World Indoor Championships

World Cross Country Championships

= Brahim Jabbour =

Moroccan long-distance runner

Brahim Jabbour (born 2 October 1970) is a Moroccan retired long-distance runner. He specialized in the 5000 metres.

Jabbour finished sixth in the 5000 metres at the 1993 World Championships, won the bronze medal at the 1994 Jeux de la Francophonie, and the bronze medal in 3000 metres at the 1995 World Indoor Championships.

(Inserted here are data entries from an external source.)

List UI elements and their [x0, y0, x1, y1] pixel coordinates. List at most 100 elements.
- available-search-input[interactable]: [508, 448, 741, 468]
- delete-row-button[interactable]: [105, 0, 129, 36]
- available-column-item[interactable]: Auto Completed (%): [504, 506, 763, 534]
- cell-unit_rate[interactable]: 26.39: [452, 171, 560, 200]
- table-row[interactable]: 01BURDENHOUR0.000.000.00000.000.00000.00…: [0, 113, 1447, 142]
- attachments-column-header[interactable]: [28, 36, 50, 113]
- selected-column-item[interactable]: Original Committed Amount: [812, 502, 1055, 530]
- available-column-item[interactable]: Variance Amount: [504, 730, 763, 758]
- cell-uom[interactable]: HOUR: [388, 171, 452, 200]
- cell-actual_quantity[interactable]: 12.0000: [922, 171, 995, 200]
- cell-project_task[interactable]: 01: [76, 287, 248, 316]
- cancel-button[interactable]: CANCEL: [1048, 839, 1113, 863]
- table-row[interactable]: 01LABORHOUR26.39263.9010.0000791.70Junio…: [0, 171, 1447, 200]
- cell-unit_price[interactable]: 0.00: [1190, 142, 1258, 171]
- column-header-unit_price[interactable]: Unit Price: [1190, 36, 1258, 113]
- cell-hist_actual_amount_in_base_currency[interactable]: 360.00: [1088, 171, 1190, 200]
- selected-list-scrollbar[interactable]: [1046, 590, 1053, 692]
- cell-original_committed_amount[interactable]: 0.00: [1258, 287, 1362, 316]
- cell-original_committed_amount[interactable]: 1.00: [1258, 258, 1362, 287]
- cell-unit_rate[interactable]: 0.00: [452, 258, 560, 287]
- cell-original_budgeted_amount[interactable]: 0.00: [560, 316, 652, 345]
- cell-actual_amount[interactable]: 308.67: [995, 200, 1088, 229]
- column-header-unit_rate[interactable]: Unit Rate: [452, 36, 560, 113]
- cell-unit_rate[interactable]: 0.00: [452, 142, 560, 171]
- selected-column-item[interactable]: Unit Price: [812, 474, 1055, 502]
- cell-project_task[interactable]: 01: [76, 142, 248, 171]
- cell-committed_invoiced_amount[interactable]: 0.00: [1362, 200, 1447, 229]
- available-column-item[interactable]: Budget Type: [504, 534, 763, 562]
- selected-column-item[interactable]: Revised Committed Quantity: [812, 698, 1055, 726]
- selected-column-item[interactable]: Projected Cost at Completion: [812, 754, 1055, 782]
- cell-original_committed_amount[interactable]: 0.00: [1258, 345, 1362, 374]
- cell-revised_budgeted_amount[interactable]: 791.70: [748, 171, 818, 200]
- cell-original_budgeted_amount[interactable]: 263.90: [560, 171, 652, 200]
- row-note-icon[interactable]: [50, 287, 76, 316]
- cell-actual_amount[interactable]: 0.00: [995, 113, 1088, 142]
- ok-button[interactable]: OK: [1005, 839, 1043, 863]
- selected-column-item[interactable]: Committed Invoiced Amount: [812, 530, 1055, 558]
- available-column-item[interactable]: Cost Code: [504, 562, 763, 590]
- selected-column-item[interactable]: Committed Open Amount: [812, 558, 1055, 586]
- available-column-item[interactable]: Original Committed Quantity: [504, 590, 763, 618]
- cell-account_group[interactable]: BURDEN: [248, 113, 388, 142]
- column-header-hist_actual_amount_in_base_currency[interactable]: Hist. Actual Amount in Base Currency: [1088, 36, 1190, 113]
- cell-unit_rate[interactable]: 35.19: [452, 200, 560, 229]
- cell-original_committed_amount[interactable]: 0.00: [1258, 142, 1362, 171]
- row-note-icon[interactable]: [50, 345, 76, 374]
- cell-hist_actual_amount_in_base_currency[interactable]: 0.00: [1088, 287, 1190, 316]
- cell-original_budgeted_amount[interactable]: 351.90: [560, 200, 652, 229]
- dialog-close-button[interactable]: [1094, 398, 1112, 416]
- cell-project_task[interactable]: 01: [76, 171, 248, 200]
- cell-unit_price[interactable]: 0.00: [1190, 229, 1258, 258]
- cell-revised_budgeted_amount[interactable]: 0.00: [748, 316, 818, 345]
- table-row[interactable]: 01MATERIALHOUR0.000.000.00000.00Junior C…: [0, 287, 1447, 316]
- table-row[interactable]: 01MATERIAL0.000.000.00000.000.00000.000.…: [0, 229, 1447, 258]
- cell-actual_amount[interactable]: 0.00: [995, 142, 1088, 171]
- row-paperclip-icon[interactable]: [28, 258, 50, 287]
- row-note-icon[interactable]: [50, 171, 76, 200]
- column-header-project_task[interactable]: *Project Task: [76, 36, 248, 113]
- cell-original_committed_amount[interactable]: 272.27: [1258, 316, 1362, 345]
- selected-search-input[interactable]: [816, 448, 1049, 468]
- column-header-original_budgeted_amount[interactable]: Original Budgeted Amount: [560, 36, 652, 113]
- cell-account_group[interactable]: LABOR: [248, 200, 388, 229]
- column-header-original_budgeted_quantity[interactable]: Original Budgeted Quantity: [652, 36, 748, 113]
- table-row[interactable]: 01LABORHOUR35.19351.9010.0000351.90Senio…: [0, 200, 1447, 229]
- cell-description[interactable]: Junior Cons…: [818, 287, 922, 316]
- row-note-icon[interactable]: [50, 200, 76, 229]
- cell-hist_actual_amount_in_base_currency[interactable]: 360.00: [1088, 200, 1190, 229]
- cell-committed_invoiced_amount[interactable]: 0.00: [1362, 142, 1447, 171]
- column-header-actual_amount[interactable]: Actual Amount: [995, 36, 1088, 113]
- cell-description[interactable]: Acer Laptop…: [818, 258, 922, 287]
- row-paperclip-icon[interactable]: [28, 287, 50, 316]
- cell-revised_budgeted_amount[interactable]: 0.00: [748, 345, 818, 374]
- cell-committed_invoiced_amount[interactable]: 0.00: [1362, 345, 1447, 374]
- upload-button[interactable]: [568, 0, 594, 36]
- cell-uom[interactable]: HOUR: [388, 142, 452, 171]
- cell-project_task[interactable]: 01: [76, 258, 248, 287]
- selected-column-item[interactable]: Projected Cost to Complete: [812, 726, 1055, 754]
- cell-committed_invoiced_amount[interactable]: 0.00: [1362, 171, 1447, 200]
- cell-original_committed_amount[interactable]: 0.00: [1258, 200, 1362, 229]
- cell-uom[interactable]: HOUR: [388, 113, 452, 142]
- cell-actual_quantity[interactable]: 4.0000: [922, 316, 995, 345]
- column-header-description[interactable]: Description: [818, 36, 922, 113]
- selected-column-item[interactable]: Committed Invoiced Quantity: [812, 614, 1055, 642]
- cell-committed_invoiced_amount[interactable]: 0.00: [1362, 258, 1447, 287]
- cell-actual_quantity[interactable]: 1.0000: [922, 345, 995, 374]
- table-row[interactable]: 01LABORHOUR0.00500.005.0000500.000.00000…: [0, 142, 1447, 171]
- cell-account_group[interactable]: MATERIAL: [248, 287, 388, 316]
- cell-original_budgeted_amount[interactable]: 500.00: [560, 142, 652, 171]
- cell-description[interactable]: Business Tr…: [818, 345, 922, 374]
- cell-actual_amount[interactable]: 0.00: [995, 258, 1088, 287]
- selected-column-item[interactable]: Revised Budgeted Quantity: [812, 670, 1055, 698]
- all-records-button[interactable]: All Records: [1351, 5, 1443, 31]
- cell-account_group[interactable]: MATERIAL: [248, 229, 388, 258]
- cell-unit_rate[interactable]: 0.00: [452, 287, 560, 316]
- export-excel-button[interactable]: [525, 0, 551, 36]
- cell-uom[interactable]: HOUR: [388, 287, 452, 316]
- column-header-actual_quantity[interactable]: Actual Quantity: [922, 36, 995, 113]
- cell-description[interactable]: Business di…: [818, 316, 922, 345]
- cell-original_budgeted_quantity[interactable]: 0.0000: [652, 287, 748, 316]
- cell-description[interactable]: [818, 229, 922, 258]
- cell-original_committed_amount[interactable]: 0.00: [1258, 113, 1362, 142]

At the Jeux de la Francophonie, Jabbour finished behind countryfellows Salah Hissou and Brahim Lahlafi; this was one of three all-Moroccan podiums in this event at the Jeux de la Francophonie (the other being 1989: Saïd Aouita, Khalid Skah, Mohamed Issangar and 2001: Mohamed Amine, Abderrahim Goumri, Mohamed Saïd El Wardi). Jabbour benefited from the breadth in Moroccan running at the 1998 World Cross Country Championships, when he finished fifteenth in the short race and won a silver medal in the team competition. He also competed at the 1999 World Championships, but failed to reach the 5000 metres final.

His personal best times were 7:35.92 minutes in the 3000 metres, achieved in July 1999 in Paris; 13:01.41 minutes in the 5000 metres, achieved in July 1999 in Saint-Denis; and 1.01:51 hours in the half marathon, achieved in September 1997 in Lille.